The exact arguments that the above-mentioned stories use to drive home their point are eerily similar to those spread by Finland’s anti-immigration groups.
A-Studio uses 25 rape convictions during the first five months of the year to suggest that there is a ballooning rape problem in Finland by foreigners.
While rape, like any crime, must be strongly condemned by society, such statistics should not be used to reinforce our prejudices of certain groups. This I believe is the underlying problem of both reports by A-Studio and Aamulehti.
Migrant Tales found out in spring that the author of the Aamulehti story, Toni Viljanmaa, is a freelance journalist. Did he offer the story to the daily on sensationalist grounds in order to get it published? We don’t know.
Whenever journalists begin to editorialize their news stories in order to drive home their personal views, it’s the credibility of the story that is undermined. Taking into account that a lot of journalist at YLE are card-carrying members of different political parties, we do not know what sympathies the journalist of the A-Studio report, Tuomas Kerkkänen, may have for the Perussuomalaiset (the Finns Party).
After the A-Studio report was published on Wednesday, tabloids such as Iltalehti picked it up and asked if sex education shouldn’t form part of the immigrants’ integration program.
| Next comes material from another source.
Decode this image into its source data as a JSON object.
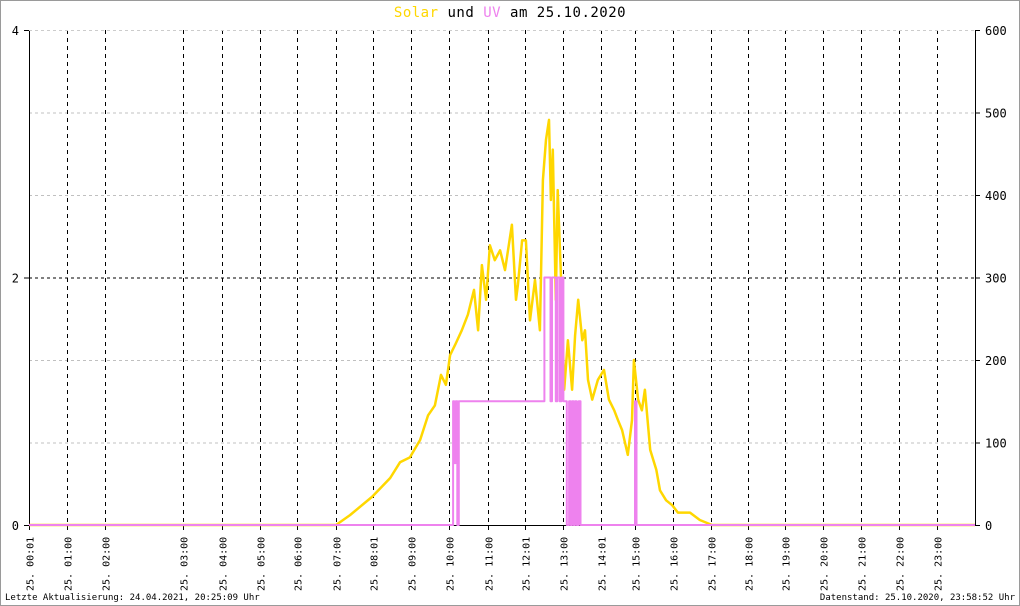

While new information is always essential for a newcomer in order to read more effectively the cultural codes of a group, these types of stories, which were even published by Joensuu-based daily Karjalainen, are just as offensive as the A-Studio and Aaamulehti stories. They imply that foreign men are prone to rape due to their ethnic background.
While most rapes are committed by white Finns in this country, why aren’t the backgrounds of these convicted rapists revealed with the same enthusiasm? Are men in Eastern Finland more inclined to rape than, say, in Western Finland?
Making such a claim would be preposterous especially when there are so few cases to begin with.